Der Minister dämpfte allerdings die Erwartungen. Die nun von der Regierung beschlossenen Eckpunkte wolle er nicht als „großen Durchbruch in der Drogenpolitik verkaufen“, sagte er. Um eine „Hängepartie“ wie seinerzeit bei der PKW-Maut zu verhindern, würden die Eckpunkte jetzt zunächst der EU-Kommission zur Prüfung übersandt. Nur wenn es ein klares Ja von dort gebe, werde der Plan der Legalisierung fortgeführt. Dann könne schnell ein fertiger Gesetzentwurf vorgelegt und im Laufe 2023 beschlossen werden. Allerdings muss dann auch der fertige Gesetzentwurf noch einmal zur Prüfung nach Brüssel. „Wenn alles gut läuft, kann ich mir vorstellen, dass 2024 die Legalität erreicht ist“, sagte der Gesundheitsminister.

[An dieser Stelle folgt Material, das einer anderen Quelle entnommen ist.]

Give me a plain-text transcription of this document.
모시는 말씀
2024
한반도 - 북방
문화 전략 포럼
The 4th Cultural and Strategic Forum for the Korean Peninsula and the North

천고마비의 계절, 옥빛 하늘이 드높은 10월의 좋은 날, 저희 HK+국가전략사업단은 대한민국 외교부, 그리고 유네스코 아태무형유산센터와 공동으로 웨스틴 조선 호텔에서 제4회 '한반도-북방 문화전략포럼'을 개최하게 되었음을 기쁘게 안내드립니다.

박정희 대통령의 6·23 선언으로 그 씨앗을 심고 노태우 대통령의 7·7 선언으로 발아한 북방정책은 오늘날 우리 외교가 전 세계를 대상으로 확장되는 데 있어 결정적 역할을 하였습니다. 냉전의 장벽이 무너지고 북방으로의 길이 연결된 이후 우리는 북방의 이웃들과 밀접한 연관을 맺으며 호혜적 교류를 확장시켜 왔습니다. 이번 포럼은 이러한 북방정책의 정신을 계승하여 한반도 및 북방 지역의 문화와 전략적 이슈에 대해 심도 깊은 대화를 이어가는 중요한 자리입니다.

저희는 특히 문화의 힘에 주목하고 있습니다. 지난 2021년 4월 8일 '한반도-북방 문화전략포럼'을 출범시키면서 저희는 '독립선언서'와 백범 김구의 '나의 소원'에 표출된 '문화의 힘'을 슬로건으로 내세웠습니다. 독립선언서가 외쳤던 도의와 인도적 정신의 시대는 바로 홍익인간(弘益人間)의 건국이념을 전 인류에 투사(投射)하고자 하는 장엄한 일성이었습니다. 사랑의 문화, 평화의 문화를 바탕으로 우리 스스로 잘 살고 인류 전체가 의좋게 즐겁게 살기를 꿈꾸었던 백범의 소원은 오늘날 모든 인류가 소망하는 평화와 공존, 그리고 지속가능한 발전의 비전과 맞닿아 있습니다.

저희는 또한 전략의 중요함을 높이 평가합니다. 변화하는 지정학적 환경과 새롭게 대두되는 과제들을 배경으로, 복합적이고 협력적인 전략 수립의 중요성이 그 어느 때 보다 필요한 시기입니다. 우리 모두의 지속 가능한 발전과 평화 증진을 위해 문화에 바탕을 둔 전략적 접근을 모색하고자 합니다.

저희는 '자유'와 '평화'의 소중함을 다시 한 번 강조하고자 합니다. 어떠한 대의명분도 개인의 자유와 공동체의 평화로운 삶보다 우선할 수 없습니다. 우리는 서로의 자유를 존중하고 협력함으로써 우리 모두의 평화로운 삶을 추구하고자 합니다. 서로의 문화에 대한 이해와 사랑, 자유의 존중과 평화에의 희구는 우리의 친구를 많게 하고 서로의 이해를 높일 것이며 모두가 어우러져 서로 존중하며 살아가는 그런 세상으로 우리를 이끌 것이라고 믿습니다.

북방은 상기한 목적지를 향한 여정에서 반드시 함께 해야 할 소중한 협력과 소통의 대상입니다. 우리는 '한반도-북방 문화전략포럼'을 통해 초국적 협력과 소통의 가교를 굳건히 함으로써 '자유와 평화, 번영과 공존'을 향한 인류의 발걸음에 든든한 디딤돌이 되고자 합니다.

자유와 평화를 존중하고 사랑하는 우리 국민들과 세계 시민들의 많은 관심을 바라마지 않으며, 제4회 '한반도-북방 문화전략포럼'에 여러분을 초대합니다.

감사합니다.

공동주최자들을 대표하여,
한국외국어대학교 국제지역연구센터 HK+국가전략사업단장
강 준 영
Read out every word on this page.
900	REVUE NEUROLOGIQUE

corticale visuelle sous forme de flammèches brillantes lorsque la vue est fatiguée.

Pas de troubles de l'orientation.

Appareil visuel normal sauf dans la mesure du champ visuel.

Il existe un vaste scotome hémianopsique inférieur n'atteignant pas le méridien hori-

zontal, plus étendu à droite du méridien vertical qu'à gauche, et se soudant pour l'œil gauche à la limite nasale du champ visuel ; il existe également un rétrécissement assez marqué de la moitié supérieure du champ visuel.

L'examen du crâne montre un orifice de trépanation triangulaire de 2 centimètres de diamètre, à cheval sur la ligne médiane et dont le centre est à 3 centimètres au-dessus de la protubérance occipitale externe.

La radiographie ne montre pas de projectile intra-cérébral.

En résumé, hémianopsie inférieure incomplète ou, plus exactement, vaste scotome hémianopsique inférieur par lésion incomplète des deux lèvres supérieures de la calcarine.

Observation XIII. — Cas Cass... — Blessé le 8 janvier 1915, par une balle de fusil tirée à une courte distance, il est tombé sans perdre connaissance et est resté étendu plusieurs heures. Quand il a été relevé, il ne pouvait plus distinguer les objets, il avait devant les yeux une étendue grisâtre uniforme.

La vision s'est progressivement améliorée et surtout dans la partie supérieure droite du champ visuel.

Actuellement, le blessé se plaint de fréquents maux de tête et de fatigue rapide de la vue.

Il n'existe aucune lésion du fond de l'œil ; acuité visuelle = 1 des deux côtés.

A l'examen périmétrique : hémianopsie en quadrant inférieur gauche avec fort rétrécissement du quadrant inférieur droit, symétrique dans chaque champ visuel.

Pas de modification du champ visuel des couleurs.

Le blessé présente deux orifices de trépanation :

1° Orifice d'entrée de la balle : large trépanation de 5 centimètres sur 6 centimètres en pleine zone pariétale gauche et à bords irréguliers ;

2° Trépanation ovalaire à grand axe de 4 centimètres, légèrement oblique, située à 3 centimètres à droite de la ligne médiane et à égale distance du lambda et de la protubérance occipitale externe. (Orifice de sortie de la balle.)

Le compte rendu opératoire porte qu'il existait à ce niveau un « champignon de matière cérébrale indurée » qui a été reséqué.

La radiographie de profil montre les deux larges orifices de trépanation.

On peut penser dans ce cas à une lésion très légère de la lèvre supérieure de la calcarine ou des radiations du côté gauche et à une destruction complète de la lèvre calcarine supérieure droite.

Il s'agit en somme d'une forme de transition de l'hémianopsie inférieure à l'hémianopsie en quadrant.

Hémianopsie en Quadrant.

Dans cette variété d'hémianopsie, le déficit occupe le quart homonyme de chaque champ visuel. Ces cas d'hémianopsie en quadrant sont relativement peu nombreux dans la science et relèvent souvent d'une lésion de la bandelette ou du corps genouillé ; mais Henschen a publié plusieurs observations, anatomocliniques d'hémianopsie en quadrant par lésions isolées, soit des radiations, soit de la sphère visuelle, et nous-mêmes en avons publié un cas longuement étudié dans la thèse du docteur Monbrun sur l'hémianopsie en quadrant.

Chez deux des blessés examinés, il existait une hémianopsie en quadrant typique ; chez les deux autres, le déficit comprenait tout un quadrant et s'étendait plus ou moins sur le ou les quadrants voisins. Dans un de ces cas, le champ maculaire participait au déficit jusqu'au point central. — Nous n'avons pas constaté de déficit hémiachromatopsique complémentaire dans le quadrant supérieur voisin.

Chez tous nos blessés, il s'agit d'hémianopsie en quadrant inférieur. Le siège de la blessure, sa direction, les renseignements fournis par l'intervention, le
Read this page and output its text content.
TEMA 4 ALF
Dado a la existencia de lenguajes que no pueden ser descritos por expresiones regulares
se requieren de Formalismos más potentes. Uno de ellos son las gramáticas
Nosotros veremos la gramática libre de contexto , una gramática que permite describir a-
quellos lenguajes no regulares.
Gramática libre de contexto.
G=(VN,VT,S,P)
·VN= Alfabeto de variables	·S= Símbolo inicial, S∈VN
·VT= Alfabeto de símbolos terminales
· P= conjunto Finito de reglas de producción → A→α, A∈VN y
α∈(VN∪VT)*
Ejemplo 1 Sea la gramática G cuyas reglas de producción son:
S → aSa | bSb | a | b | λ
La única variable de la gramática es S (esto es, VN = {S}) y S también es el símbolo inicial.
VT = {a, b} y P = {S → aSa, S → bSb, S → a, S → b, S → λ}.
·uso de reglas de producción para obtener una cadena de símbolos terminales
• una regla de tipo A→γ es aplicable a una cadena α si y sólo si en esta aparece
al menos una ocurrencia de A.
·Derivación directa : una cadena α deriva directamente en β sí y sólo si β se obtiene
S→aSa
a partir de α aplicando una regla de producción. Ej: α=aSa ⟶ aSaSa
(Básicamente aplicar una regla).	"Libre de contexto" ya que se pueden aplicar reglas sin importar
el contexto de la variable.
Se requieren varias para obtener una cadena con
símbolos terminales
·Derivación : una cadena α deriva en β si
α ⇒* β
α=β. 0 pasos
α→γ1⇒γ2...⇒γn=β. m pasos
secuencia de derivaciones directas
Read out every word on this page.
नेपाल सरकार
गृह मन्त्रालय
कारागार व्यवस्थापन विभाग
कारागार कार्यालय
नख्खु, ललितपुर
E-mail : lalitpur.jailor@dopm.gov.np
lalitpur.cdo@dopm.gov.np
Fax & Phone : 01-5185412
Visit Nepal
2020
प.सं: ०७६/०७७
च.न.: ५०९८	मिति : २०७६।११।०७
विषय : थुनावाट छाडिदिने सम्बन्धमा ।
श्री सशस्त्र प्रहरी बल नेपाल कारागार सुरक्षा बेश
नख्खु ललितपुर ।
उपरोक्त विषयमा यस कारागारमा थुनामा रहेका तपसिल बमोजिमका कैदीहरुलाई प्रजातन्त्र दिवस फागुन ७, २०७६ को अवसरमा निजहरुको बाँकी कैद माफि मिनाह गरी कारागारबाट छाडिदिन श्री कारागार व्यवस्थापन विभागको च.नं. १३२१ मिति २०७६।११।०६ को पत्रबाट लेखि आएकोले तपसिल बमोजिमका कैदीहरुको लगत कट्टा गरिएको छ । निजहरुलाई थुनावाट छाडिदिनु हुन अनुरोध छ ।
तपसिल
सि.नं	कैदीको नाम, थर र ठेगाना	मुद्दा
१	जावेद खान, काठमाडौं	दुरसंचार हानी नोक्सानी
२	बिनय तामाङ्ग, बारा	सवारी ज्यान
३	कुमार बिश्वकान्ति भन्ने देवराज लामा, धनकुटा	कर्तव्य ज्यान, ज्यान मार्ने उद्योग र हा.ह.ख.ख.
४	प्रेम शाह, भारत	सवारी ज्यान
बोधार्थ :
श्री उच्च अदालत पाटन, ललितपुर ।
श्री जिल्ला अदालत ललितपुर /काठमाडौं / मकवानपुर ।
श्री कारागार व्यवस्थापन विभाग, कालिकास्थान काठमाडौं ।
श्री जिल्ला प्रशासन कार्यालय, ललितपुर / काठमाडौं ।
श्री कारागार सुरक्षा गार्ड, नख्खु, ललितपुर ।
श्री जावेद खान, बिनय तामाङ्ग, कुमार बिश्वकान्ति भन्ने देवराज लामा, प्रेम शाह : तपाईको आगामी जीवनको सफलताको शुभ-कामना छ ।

Der Freigabe von Cannabis stehen auf europäischer Ebene mindestens zwei EU-Vorschriften entgegen, die den Kampf gegen Drogen vorschreiben. Allerdings gibt es bereits Länder mit gelockerten Regelungen, etwa die Niederlande, Portugal, Malta und Tschechien. Sie gehen allerdings nicht so weit wie die in Deutschland geplanten Gesetzesänderungen.
Gleichwohl stieß die von Lauterbach geplante Freigabe durch die EU-Kommission auf Kritik. „Wenn nun von einer Vorabprüfung durch die Kommission die Rede ist, handelt es sich dabei meiner Meinung nach um eine Ausrede, um den Prozess um Jahre zu verlangsamen“, sagte der grüne Europaabgeordnete Niklas Nienaß, dem RND. „Denn dieses Vorgehen bietet keinerlei Rechtssicherheit, ist nicht vorgeschrieben und daher auch nicht notwendig.“
Nienaß kritisierte zudem, dass Deutschland keinen Import von Cannabis zulassen will. Das sei „problematisch, denn es ist schlichtweg unvereinbar mit dem europäischen Binnenmarkt“. Hier bestehe ein großes Risiko für eine Klage anderer Mitgliedsstaaten vor dem Europäischen Gerichtshof.